Вышел я из лагеря на три года раньше о. Арсения, но уже вся моя жизнь была связана с ним. Я всегда благодарю Господа, что Он дал мне возможность встретить такого человека, как о. Арсений. В 1958 году я вторично встретил о. Арсения, но это уже было на воле.

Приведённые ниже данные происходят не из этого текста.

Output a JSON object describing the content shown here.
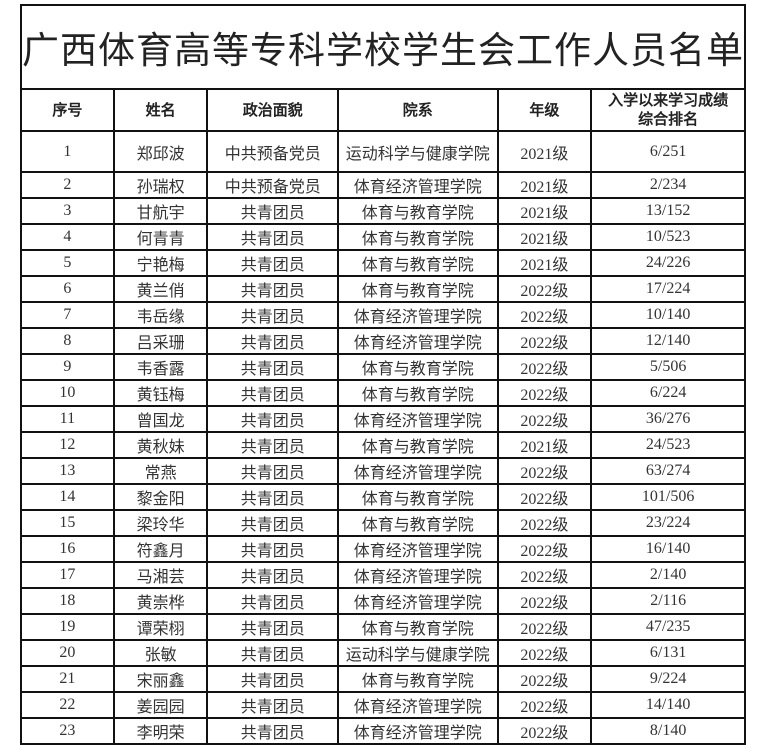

Записано человеком, духовно любимым и воспитанным
о. Арсением. 1966-1967 гг.
ЗАМЕРЗАЮ
Петра Андреевича? Конечно, помню, на всю жизнь запомнил. В дороге, можно сказать, познакомились. Вышли из лагеря утром. Мороз градусов 30, да при этом еще ветрено, а одеты только в телогрейках. Идти недалеко, около 10-ти километров, а по времени часов 4-5 с лагерным «сидором» на спине («сидор» – это вещевой мешок). Скоро холод стал прохватывать до костей, а часа через два я окончательно замерз. Оглядываюсь, вижу, ребята тоже мерзнут, охрана в тулупы одета, но, видно, и ей холодно. Собаки, охраняющие колонну, покрылись инеем. Идем, крепимся, стараемся быстрее, чтобы согреться. Чувствую, что ноги и руки окончательно отмерзли и одеревенели, колонна замедлила движение. Охрана кричит: «Ходу, ходу! Шевелись! Замерзнете!» Стал спотыкаться, ног уже не чувствую, бреду кое-как. Слышу, меня кто-то поддерживает за локоть. Смотрю, старик рядом идет. Удивился, что ему до меня? Иду, качаюсь, сил уже больше нет. Старик схватил меня за руку и держит, чтобы не упал и говорит: «Духом не падайте. Держитесь, двигайтесь больше, согревает это, и дойдете с Божией помощью». Прошли еще с полкилометра, иду в забытьи, дороги уже не разбираю, поскользнулся и упал. Пытаюсь подняться, руки, ноги не действуют. Сознание после падения прояснилось, и понял я, что конец. Замерз, погиб. Лежу и вижу: ряды заключенных размыкаются, обходят меня, а старик остался около меня. Порядок знаю: последний ряд пройдет, и охрана, замыкающая колонну, подойдет ко мне, и если я не подымусь, то, чтобы со мной не возиться, пристрелит и сообщит потом по начальству: «Убит при попытке к бегству».
Старик стоит около меня зачем-то. Подошел старший лейтенант, начальник охраны, толкает ногой: «Вставай», – а я отчетливо соображаю, но ни сказать, ни двинуться уже не могу. Слышу, старик говорит старшему лейтенанту: «Гражданин начальник! Помогите ему, замерзнет».